Making Olympic Rings Using Command X and Command F(B) in Illustrator
Today, I’m going to make an Olympic rings in Illustrator.
At first glance, it looks like just a row of five colored rings, but actually, the overlapping of the lines is complicated.
However, it’s easy to make with a certain shortcut key!
Make a perfect circle
Select [Ellipse Tool] from the Tools Panel on the left side of the screen by clicking and holding the [Rectangle tool].
Click once on the artboard to bring up the screen below, set the width and height to the same value, then press [OK] (In this case, I set it to 100mm x 100mm.).
You can also create it by holding down shift key and Drag and Drop.
Change the color and width of the Stroke
Use the [Swatch panel] on the right to change the color. Change the Fill to none, and leave the Stroke color unchanged (black) for now, as we will change it later.
Also, use the Stroke panel on the right to change the Stroke width. Set the value to your liking (In this case, I set it to 16pt.).
If the panel is iconized, press the expand panel button in the upper right corner of the screen to open the panel.
If the panel has disappeared, open “Window” on the menu bar at the top of the screen and check the box to make the panel appear.
Rotate the circle
With a circle selected, double-click on the Rotate Tool icon in the left side tool panel to open the following screen.
Enter “45°” in the Angle field and press [OK].
Duplicate the circle
(I’ll show you how to duplicate it with a shortcut key.
Select the Selection Tool (black arrow) in the left side tools panel.
With your first circle selected, drag and drop it to the right side while holding down the shift and option keys. Place them at a reasonable distance from each other.
Now you can duplicate the circle at the same height.
Press Shift and D to repeat the previous operation.
Three circles of the same size, height and distance are now created.
Next, we create two circles in the bottom row.
Duplicate the selected circle by holding option, dragging, and dropping it to the bottom.
When the cloned circle is selected, hold down shift and option and drag it to the right to duplicate it, keeping it aligned in height.
We now have five circles in total.
Change the color of the five circles
Select the circle and use the [Swatch panel] on the right to change the color of the stroke. Choose blue, yellow, black, green, and red, from left to right.
Select the blue and black circles, then press command and G to group them.
Select that group and the yellow circle.
Hold the option and click on the blue and black circles to make them key objects. (If you move the mouse over the object, the arrow icon will change. This is the cue to make it a key object.)

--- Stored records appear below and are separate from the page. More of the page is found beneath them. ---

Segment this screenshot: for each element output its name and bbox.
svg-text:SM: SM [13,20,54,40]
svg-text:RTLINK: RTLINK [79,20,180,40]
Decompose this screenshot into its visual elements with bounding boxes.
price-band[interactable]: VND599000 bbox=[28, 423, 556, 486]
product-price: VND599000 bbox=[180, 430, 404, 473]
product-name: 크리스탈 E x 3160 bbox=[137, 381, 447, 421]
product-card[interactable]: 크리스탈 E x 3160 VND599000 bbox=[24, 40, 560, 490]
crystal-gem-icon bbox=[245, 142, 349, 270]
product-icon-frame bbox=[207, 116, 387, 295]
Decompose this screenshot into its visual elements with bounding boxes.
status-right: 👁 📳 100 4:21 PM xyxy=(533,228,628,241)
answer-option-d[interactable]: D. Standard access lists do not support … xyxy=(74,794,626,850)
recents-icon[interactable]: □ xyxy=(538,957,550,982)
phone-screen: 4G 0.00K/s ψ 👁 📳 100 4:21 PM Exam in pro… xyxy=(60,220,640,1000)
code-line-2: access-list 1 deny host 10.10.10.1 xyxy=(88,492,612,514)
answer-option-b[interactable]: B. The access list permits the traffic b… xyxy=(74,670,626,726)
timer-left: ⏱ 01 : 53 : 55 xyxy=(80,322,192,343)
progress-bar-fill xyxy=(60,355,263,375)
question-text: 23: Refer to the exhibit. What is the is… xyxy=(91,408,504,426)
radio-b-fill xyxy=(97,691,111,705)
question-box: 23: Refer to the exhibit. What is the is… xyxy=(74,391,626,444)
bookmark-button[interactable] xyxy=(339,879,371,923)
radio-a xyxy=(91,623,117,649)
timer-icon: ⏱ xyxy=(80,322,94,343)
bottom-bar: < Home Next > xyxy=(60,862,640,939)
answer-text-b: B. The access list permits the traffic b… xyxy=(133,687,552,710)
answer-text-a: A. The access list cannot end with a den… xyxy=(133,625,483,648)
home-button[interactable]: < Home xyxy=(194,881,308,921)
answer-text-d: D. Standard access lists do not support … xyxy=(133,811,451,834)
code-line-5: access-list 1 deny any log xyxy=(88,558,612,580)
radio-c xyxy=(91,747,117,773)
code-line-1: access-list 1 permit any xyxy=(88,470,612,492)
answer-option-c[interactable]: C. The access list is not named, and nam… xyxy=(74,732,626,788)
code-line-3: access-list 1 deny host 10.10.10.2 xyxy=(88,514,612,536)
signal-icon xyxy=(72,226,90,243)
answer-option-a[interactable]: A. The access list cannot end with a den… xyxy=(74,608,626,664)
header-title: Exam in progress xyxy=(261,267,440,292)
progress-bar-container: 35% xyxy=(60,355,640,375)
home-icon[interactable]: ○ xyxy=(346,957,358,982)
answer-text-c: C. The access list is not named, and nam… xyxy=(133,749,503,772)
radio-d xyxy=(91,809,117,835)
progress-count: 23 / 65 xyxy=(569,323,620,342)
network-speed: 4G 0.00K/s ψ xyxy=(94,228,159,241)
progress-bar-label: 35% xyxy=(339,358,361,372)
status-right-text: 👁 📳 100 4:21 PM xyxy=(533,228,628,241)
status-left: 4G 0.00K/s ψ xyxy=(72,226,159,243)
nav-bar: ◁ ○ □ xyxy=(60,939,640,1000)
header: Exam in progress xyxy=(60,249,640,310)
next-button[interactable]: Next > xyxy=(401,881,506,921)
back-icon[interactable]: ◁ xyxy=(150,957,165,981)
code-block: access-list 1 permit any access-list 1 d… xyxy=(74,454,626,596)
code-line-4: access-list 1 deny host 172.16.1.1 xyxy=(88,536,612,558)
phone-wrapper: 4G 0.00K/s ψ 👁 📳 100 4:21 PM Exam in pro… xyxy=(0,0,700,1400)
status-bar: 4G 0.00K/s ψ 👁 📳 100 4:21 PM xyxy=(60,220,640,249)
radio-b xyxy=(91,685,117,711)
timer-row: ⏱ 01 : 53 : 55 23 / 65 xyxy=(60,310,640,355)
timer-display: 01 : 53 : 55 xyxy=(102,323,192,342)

Click the Align icon in the control panel at the top of the screen.
Select only the blue and black circles and press Shift and Command and G to ungroup them.
Group the black and red circles in the same way.
Then, align that group and the green circle with [Align center].
After that, Ungroup the black and red circles.
Select the yellow and green circles in the lower row, and drag and drop them upward while holding down the Shift key.
Drop it to about half of the upper circle.
Change the stroke overlap
(I recommend that you work with a sample Olympic rings.)
Select the [Direct Selection Tool] (white arrow) in the Tools panel.
First, change the overlap of the blue and yellow circles.
Select only the blue line that you want to bring to the front of the yellow circle, cut it with Command and X key, and copy the selected area to the clipboard.
Next, select only the part of the yellow circle to be placed under the blue stroke.
With command and the F key, paste the blue stroke copied to the clipboard to the front of the yellow stroke.
Use the same method to change the order of the black and yellow strokes, the black and green strokes, and the red and green strokes.
(I’ve shown you how to paste in front using the command and F key, but there is also a way to paste in back using the command and B key. You can also try it out.)
Finally, select all of the objects and press command and G key to group them.
By the way, five colored rings of blue, yellow, black, green, and red represent the five continents of Europe, North and South America, Africa, Asia, and Oceania, and their mutual unity and solidarity, but none of the colors are meant to represent a specific continent.